Cells (5 × 103 or 1 × 104) were plated in 6-well, ultra-low attachment plates and grown in serum-free DMEM/F12 medium containing epidermal growth factor (20 ng/mL) and basic fibroblast growth factor (10 ng/mL) for 7 days. The numbers of spheres were counted in each treatment group. Sphere images were captured using the BZ-8100 microscope.

Colony formation assay

A layer of 1.5% (weight/volume) agarose prepared in DMEM containing 10% FBS was added to the wells of 6-well plates. Agarose (0.6%) containing 3 × 104 HRASV12-expressing p53−/− MEFs containing each SOX2 sgRNA was added to the top of the first layer. After 30 days, each well was stained with 0.005% crystal violet (Sigma-Aldrich), and the colonies were counted.

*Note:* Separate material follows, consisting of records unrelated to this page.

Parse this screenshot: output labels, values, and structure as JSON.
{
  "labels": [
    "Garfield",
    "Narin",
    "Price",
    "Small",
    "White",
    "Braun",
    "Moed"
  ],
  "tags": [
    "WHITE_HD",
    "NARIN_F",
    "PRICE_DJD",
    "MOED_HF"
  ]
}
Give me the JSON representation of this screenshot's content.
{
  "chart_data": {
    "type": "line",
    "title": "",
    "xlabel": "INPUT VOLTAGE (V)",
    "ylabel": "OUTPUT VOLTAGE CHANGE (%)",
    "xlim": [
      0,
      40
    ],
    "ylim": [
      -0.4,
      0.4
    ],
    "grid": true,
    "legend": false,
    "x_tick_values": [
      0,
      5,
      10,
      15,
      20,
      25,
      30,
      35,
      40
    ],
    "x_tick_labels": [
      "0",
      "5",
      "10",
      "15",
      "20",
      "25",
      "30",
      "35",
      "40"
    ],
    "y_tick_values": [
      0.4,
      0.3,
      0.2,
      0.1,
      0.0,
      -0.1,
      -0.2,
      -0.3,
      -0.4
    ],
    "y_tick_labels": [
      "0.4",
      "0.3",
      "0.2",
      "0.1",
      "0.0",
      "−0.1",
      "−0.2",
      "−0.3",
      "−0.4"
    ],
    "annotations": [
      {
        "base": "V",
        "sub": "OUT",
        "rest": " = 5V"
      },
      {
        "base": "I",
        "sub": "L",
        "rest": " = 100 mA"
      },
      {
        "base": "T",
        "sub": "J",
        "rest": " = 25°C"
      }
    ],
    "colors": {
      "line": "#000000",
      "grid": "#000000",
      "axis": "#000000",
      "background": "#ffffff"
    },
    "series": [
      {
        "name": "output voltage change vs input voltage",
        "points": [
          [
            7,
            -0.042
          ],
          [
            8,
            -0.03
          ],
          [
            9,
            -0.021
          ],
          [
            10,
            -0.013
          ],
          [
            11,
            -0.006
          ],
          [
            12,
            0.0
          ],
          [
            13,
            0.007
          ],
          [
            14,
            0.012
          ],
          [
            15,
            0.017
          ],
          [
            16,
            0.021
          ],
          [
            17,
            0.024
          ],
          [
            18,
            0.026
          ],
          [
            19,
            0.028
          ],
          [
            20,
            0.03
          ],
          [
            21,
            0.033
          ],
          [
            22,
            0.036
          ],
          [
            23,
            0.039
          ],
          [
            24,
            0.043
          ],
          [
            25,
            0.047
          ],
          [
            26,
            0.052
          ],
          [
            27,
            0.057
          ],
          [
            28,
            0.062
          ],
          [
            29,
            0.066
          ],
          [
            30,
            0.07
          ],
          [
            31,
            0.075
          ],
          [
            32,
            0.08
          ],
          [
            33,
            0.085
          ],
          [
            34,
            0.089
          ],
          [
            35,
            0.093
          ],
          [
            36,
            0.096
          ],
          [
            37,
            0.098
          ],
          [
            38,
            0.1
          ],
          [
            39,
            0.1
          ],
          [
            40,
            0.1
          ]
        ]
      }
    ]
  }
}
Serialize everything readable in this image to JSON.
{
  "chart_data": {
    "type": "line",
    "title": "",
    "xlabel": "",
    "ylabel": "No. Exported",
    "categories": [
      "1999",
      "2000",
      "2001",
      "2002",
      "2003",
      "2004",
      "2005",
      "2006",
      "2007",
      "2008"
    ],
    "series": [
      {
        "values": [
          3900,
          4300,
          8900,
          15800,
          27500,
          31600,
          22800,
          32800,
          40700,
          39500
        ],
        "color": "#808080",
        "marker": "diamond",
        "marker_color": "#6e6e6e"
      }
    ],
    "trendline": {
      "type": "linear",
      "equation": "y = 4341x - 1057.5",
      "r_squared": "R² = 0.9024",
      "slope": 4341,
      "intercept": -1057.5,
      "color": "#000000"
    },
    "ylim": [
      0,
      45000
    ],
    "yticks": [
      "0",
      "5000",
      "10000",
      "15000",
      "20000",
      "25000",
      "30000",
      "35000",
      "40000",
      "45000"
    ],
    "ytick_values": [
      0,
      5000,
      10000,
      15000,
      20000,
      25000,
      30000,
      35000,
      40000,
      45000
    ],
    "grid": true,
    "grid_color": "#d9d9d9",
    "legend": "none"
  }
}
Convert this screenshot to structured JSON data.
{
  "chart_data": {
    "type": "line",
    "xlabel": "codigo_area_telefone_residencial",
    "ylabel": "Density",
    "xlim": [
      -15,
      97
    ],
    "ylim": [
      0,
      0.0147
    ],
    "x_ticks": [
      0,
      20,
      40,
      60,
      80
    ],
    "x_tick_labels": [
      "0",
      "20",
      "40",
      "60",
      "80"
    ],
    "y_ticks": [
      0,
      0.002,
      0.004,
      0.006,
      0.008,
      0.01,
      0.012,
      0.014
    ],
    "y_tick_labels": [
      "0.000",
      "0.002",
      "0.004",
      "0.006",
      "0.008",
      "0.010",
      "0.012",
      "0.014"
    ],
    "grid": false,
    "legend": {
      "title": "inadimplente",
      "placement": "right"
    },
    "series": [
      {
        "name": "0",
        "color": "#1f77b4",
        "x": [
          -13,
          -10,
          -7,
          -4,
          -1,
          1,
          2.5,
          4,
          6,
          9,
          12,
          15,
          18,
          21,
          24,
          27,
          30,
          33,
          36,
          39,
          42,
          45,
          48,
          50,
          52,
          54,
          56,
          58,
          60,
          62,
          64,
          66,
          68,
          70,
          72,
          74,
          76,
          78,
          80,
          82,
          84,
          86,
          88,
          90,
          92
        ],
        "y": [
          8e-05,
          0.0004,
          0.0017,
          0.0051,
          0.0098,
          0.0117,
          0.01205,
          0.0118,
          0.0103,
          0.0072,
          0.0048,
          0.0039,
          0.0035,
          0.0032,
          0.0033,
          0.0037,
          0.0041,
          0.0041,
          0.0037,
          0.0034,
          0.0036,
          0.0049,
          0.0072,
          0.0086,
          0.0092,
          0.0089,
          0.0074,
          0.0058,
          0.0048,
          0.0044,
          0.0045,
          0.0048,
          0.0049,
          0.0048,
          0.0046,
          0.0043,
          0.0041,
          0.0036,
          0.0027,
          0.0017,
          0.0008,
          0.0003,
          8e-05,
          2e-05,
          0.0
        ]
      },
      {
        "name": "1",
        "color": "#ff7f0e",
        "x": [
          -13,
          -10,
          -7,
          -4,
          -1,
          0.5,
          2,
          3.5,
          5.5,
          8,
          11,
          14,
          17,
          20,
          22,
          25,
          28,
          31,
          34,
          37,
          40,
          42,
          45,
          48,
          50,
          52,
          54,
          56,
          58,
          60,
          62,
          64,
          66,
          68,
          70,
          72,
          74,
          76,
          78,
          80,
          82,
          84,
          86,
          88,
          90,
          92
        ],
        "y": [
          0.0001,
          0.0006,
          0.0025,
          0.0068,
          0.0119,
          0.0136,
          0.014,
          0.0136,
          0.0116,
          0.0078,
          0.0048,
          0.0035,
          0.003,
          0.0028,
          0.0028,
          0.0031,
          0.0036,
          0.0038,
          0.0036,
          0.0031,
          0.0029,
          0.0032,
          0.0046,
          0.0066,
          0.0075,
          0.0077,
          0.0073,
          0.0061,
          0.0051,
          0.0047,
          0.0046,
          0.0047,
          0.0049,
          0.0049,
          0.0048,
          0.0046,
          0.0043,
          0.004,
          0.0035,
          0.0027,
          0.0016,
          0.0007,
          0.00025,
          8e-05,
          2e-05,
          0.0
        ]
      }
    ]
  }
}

Animal experiments and cell line xenografts

The animal experiment protocol was approved by the Ethics Committee on Animal Experiments of Nippon Medical School (ethics approval number 26–020, 27–188). Animal experiments were carried out in accordance with the guidelines for Animal Experiments of Nippon Medical School and the guidelines of The Law and Notification of the Government of Japan as well as the ARRIVE guidelines. Mice were maintained at 20–24 °C in a facility with a 12 h light/ dark cycle and 40%–70% humidity. The mice were allowed free access to water and standard MF laboratory mouse chow (Oriental Yeast Co., ltd. Tokyo, Japan) and housed at a maximum number of five per cage. All mice were checked for stress each day. For the xenograft experiments, 5-week-old male BALB/cAJcl-nu/nu mice were purchased from CLEA Japan, Inc. (Tokyo, Japan) and assigned at random to the experiments. These mice were subcutaneously injected with 1 × 105 cells of p53−/− MEFs, HRASV12-expressing p53−/− MEFs or HRASV12-expressing p53−/− MEFs containing SOX2 gRNA. The number of mice used are indicated for each experiment. Tumour growth was monitored every 3 days for 3 weeks and each week thereafter by caliper measurements, and tumour size was determined using the following formula: (Length × Width2)/2. At the end of the experiments (3 or 13 weeks post-injection), mice were euthanized by cervical dislocation, then each tumour were removed and weighed, and also collected for further experiments.

Statistical analysis

All experiments were repeated at least three times independently. Data are presented as means ± standard deviation (SD). Statistical analysis was performed with the Student’s t-test using Microsoft Excel (Microsoft, DC, USA). P < 0.05 was considered statistically significant.